Das Projekt Stuttgart 21 tritt in seine möglicherweise entscheidende Phase - die therapeutische.

Anders als mit psychologischen Rettungsmaßnamen wird die irrationale Situation nicht mehr zu entwirren sein.

Bei einem Teil der Stuttgarter Bevölkerung hat sich eine Sehnsucht nach Revolte und Freiheit aufgestaut. Ein Leben lang diszipliniert und fleißig, eingezwängt zwischen Kehrwoche, pietistischem Arbeitsethos und konservativer Familienstruktur, kann zu neurotischen Verhaltensstrukturen führen. Vor allem wenn sich die scheinbar sichere und fest gefügte Umgebung verändert, kann es zu emotionalen Eruptionen kommen, und bisher friedliche und unauffällige Bürger gerieren sich, als würden ihre Häuser enteignet, die Bausparverträge beschlagnahmt, als ginge es um Krieg oder Frieden oder doch wenigstens um Kernenergie.

Jetzt entlädt sich der Gefühlsstau ausgerechnet an einem Bahnprojekt. Wo doch die Eisenbahn sonst als ökologisch vorbildlich gilt und die Stadt durch das Projekt zudem mehr Raum für Grünflächen und urbane Entwicklung bekommt. Mein Freund, der Baum, und Karl, der Käfer, sind zurück aus den 70ern, und der Grüne Cem Özdemir wittert hinter dem ganzen Vorhaben Geschäftsinteressen - als ob gute Geschäfte in einer Marktwirtschaft etwas Anrüchiges wären.

Und die Regierenden, die so gern vorgeben, ganz nah bei ihren Wählern und deren Sorgen zu sein, haben davon jahrelang nichts bemerkt. Sie berufen sich auf das unzweifelhaft ordnungsgemäße, demokratische und jahrelange Verfahren, das dem Baubeginn vorangegangen ist.
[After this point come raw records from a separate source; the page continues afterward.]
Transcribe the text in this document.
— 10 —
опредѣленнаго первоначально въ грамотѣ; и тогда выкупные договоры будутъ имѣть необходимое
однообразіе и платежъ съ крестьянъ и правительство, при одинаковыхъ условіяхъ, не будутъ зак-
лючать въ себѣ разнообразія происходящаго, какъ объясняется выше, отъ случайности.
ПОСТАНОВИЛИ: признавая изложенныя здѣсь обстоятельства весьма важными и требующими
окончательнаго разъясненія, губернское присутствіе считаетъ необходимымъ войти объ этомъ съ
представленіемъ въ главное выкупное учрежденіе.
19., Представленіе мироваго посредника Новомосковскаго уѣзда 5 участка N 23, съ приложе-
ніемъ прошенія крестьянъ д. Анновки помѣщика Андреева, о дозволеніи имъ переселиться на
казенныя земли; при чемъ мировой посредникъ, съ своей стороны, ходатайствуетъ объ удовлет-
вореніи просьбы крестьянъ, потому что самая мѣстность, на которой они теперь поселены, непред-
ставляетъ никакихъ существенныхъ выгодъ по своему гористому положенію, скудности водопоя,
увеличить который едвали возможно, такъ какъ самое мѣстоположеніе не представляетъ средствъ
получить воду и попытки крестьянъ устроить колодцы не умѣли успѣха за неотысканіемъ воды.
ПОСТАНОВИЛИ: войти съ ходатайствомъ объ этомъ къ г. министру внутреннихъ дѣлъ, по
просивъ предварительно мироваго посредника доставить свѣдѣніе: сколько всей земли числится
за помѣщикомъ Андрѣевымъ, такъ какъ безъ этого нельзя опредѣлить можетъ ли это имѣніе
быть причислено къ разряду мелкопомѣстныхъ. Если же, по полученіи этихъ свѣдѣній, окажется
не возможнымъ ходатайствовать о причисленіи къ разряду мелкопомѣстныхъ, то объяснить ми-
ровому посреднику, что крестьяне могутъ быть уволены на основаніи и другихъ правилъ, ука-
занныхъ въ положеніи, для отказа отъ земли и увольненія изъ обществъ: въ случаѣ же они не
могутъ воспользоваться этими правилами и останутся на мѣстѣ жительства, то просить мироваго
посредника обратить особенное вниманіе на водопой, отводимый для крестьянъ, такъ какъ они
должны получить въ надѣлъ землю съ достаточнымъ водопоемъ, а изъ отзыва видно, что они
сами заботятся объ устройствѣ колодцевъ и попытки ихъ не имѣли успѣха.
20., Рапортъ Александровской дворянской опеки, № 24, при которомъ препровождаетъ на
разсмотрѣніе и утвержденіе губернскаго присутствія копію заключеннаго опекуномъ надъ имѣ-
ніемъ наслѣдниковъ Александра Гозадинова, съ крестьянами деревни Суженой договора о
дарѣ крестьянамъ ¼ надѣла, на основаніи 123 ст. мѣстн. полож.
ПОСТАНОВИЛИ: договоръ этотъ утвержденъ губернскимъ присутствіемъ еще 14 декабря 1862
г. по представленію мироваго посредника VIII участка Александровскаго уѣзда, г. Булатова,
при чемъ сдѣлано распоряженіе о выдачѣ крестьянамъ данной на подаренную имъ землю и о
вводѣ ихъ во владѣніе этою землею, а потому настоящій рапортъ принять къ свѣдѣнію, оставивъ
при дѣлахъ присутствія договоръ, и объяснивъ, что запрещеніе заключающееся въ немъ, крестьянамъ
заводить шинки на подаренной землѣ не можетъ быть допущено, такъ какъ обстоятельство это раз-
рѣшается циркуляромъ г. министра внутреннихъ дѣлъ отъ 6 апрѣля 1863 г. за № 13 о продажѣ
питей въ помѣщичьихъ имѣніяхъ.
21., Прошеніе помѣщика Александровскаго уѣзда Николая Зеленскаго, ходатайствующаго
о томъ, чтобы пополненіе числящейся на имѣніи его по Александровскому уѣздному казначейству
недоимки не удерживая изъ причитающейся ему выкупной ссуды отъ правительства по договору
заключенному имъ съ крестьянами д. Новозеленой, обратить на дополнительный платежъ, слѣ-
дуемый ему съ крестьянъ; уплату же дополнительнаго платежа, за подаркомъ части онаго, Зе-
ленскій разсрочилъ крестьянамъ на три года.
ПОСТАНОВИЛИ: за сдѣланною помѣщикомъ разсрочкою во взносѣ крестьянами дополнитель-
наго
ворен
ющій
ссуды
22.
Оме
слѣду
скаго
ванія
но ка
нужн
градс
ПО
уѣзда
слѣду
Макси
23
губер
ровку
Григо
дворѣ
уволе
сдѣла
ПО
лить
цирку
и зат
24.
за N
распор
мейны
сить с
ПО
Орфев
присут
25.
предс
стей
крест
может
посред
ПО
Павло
Das gesamte Szenario enthält alle Elemente einer soliden Ehekrise, in der zwar niemand fremdgegangen ist oder gegen einen Ehevertrag verstoßen hat, die Beteiligten sich aber trotzdem über die Jahre irgendwie auseinandergelebt haben. Das Land gehört nun deshalb auf die Couch. Und möglichst schnell auch wieder runter, wenn es seinen Wohlstand, seine Zukunftsfähigkeit und seine gesellschaftliche Stabilität behalten will.

Ein klassischer Fall für einen erfahrenen Paartherapeuten. Heiner Geißler ist so jemand, der sich vom CDU-Generalsekretär und Wadenbeißer Helmut Kohls zum Mitglied von Attac, erfolgreichen Mediator und Guru der Basisdemokratie gewandelt hat. Hat er Erfolg, krönt er sein Lebenswerk, scheitert er, wird ihm das niemand vorwerfen können. So hat die ganze Geschichte wenigstens einen Gewinner.